Il natale di Gesù segna l’anno zero dei calendari più diffusi sul pianeta:
merito delle qualità eccezionali del Personaggio – unica incarnazione di Dio in
terra - o dell’imperialismo culturale-economico dei suoi fedeli? La
globalizzazione ci costringe a relativizzare vecchie certezze, ad apprendere
nuovi sguardi sulla storia dell’umanità. Che si trova nell’anno 2023 d. C., ma
anche nel 1444 per gli islamici, nel 5783-5784 per gli ebrei, nel 4720 per i
cinesi…
Per i fondamentalisti di tutte le chiese cristiane (purtroppo non certo
assenti nella Chiesa cattolica romana) il ridimensionamento teologico e
storiografico di Gesù sarebbe una deminutio intollerabile, offensiva: o
egli è una Persona divina che, a un certo momento della storia universale, ha
assunto anche dei caratteri propri della natura umana oppure il suo profilo e
il suo messaggio sprofondano nell’insignificanza. Ma è così? L’alternativa è
davvero così secca, netta?
Proprio la rilettura dei brani
biblici proposti dalla Liturgia odierna ci aiuta a capire che per i primi cristiani l’ammirazione,
la fiducia, la gratitudine verso il Maestro non comportavano alcuna esaltazione
esclusivista della sua persona.

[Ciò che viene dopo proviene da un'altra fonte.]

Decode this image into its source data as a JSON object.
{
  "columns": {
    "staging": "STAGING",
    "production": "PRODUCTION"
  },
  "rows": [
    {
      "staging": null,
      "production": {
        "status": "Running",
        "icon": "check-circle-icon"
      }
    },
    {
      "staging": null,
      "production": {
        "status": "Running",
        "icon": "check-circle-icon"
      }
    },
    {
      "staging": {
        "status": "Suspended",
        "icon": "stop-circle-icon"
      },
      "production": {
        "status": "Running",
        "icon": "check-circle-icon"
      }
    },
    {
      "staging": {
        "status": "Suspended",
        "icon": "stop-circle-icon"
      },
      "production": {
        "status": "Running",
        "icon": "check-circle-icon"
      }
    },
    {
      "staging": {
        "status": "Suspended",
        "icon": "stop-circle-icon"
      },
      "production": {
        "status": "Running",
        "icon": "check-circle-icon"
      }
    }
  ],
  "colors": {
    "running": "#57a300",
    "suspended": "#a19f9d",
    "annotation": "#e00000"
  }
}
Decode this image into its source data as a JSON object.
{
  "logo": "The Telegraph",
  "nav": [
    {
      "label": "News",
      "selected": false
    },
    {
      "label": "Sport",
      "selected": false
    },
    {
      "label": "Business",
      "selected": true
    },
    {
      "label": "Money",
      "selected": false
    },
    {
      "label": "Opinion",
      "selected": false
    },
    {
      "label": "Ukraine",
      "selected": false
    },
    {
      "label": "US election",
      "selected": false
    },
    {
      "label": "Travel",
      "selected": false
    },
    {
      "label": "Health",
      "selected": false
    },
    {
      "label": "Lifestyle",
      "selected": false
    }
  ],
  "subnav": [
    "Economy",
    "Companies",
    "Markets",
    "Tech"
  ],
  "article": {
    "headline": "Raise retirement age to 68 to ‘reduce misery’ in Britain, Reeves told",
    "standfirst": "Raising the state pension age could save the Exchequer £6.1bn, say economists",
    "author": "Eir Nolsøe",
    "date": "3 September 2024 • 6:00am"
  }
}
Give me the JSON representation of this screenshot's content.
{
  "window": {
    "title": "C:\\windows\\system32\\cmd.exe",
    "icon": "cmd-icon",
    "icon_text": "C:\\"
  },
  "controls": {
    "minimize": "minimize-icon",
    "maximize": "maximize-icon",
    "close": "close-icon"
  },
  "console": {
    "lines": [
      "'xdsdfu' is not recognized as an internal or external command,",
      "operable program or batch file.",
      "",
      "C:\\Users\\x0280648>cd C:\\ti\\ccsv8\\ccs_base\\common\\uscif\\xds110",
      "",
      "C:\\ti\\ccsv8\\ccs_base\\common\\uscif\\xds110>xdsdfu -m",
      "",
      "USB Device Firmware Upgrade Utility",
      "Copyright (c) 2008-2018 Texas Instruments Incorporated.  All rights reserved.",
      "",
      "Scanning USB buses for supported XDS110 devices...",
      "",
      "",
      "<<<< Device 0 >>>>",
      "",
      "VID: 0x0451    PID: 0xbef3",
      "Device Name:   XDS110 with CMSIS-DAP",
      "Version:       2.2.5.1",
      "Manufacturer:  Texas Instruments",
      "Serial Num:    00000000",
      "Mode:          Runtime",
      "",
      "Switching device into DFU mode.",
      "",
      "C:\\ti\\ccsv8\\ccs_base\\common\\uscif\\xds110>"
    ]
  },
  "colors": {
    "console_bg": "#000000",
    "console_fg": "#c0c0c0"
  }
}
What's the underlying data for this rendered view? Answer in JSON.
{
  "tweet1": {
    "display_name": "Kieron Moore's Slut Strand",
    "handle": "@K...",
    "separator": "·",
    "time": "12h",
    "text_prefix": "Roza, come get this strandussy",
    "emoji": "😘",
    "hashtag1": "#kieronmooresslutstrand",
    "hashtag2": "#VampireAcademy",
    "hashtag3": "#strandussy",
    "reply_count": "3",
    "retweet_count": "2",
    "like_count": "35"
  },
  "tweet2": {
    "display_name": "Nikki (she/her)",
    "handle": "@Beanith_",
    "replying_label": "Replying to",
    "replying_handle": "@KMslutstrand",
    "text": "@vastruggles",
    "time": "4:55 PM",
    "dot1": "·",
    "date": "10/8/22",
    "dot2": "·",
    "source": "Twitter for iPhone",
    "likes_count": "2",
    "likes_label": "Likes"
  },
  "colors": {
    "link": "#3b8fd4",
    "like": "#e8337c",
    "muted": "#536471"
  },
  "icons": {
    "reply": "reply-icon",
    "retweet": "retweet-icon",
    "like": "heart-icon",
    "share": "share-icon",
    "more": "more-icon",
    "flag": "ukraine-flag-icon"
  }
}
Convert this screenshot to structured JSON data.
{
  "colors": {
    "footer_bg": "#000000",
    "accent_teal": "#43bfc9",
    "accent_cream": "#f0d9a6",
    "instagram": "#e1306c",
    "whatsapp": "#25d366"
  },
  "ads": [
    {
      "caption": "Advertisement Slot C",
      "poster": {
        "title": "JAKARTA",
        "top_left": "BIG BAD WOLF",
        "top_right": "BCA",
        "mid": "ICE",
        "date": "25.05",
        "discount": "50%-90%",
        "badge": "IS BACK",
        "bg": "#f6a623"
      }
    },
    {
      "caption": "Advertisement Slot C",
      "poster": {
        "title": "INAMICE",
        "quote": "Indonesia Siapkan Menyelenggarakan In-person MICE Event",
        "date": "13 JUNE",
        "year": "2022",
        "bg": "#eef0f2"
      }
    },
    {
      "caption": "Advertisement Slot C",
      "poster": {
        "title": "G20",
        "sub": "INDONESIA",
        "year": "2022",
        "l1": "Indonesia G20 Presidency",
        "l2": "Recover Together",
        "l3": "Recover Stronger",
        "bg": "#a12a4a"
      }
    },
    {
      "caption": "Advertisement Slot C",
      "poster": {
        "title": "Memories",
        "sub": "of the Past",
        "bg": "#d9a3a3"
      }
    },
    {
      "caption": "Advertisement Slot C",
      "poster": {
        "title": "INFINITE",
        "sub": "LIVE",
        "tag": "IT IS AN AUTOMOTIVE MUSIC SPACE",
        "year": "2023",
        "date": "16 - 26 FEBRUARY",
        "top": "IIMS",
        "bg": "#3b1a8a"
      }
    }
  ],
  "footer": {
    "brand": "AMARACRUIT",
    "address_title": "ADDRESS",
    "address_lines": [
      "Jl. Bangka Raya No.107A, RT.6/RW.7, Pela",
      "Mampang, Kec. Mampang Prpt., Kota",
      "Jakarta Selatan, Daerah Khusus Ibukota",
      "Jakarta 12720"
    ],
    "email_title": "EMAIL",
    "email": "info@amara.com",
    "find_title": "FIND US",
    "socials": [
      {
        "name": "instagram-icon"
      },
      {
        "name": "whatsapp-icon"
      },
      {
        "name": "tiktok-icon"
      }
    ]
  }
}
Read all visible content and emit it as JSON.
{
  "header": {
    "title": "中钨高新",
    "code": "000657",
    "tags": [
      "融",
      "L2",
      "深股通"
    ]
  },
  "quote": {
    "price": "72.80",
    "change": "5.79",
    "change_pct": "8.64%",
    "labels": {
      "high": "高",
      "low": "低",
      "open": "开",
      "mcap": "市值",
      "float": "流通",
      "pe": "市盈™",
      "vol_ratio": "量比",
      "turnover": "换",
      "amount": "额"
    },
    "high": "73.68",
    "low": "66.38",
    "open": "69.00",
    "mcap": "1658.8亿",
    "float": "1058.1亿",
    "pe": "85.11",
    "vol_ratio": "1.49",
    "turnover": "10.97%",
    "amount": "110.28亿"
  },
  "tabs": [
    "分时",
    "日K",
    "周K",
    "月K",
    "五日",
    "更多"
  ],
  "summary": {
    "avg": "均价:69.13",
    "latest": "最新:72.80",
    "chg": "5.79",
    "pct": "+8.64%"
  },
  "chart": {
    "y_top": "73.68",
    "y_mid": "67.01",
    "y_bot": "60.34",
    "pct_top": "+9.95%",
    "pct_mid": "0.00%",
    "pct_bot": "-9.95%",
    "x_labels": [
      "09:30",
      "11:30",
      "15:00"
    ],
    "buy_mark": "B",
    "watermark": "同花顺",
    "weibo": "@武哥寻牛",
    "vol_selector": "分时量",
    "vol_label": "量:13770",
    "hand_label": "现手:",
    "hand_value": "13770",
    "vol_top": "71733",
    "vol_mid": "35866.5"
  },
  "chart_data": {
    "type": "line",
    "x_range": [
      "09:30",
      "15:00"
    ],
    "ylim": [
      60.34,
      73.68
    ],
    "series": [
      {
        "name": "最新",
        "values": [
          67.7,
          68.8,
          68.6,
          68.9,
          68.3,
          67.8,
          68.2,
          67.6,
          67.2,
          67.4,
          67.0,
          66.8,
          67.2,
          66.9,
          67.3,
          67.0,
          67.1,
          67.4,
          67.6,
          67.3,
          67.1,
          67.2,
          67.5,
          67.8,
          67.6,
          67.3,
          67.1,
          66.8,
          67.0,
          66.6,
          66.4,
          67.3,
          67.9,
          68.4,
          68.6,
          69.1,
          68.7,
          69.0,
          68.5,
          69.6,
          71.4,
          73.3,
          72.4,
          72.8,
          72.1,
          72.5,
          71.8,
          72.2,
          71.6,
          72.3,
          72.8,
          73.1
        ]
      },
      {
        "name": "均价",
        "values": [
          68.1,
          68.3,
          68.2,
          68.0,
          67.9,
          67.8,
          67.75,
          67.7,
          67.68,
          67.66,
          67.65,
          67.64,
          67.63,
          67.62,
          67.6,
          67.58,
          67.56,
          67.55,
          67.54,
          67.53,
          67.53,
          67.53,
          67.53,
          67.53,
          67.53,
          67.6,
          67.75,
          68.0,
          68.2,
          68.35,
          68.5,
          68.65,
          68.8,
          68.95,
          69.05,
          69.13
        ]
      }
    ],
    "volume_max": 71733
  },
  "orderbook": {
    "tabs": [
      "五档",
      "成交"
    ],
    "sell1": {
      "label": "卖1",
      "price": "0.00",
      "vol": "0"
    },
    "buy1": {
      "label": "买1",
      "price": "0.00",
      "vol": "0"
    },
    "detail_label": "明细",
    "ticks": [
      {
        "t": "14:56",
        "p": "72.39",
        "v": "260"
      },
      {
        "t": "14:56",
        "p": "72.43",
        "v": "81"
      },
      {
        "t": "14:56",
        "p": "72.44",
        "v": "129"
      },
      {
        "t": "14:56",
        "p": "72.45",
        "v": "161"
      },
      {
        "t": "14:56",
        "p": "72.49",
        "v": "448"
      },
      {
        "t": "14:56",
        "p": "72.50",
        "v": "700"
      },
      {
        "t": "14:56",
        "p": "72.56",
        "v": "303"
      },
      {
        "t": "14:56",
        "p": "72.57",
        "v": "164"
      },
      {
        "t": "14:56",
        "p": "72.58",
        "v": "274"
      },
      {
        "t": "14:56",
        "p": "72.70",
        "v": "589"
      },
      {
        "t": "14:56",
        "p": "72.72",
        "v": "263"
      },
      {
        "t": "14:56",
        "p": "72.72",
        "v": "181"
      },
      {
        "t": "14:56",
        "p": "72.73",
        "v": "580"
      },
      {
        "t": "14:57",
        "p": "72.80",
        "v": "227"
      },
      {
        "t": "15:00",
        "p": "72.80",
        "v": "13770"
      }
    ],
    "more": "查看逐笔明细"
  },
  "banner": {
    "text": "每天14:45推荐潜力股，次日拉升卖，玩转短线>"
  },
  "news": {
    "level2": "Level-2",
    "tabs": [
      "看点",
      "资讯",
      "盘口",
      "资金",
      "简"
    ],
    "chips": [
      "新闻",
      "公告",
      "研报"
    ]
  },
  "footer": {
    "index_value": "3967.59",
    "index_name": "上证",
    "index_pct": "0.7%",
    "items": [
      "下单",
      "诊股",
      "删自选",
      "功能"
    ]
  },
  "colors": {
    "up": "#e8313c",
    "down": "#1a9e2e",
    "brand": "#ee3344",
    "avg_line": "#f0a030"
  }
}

Quando nel Secondo Testamento troviamo toccanti
proclamazioni di devozione verso di Lui, dobbiamo interpretarle sul registro di
tutte le grandi dichiarazioni d’amore,
non come attestati di superiorità
in comparazione con altre figure spirituali dell’umanità (per altro
sconosciute agli autori dei testi biblici).
Proviamo a leggere il brano evangelico odierno (Lc 2, 1-14) senza gli occhiali della elaborazione dogmatica dei venti secoli successivi: i genitori vengono presentati come comuni coniugi in attesa del primogenito; come comuni sudditi obbedienti agli editti di Cesare Augusto; come comuni viaggiatori in trasferta la cui modesta disponibilità economica impedisce di trovare ospitalità alberghiera in occasione di mobilitazioni generali. Ma c’è di più: i primi ad essere informati e ad accorrere alla culla del neonato sono pastori. Nulla di poetico, di bucolico: i pastori sono i paria della società del tempo, i reietti di cui si diffida perché trascorrono più tempo in intimità con bestie che con propri simili. E’ molto probabile che qui il redattore del vangelo secondo Luca stia non riferendo vicende cronachistiche effettivamente avvenute, bensì proiettando retrospettivamente la sorte paradossale del Messia, la cui “corte” regale è stata costituita prevalentemente da marginali e la cui stessa morte è stata tipica dei peggiori “scarti” della società.
Il profilo che – retrospettivamente – il redattore del terzo vangelo restituisce del Messia è dunque fortemente demitizzante: non è l’avatar di nessun dio né un semidio. E’ la storia di un uomo che appartiene al popolo, al laòs; di un ‘laico’ nel senso più radicale del termine. Di un predicatore nomade che non aspira né a troni né a cattedre né a pulpiti: che non annunzia se stesso, bensì l’imminenza di un “regno” qualificato “celeste” per la sua origine divina, non per la sua destinazione in altri mondi. La fede del cristiano di oggi non ha dunque nulla di incompatibile, né di concorrenziale, rispetto ad altre fedi, ad altre sapienze, ad altre tradizioni. Non è “cristocentrica”, e neppure “teocentrica”: è “regno-centrica”, dunque concentrata nell’operosa speranza che questa umanità devastata dalla cupidigia, dall’odio, dalla prepotenza dei più violenti sui più deboli, dalle ingiustizie sistemiche più eclatanti – questa umanità tanto difficile da amare così com’è stata sino ad ora, si converta e sopravviva.
Augusto Cavadi
2 commenti:
Mio caro Augusto, tu hai il dono di pensare bene e scrivere bene, laddove io con difficoltà intuisco qualcosa che poi non riesco a mettere per iscritto. Quando ti leggo provo una gioia, come se io stesso fossi riuscito a scrivere. Un abbraccio riconoscente.
Sebastiano
Grazie Sebastiano delle tue parole, tanto più gradite quanto so sincere.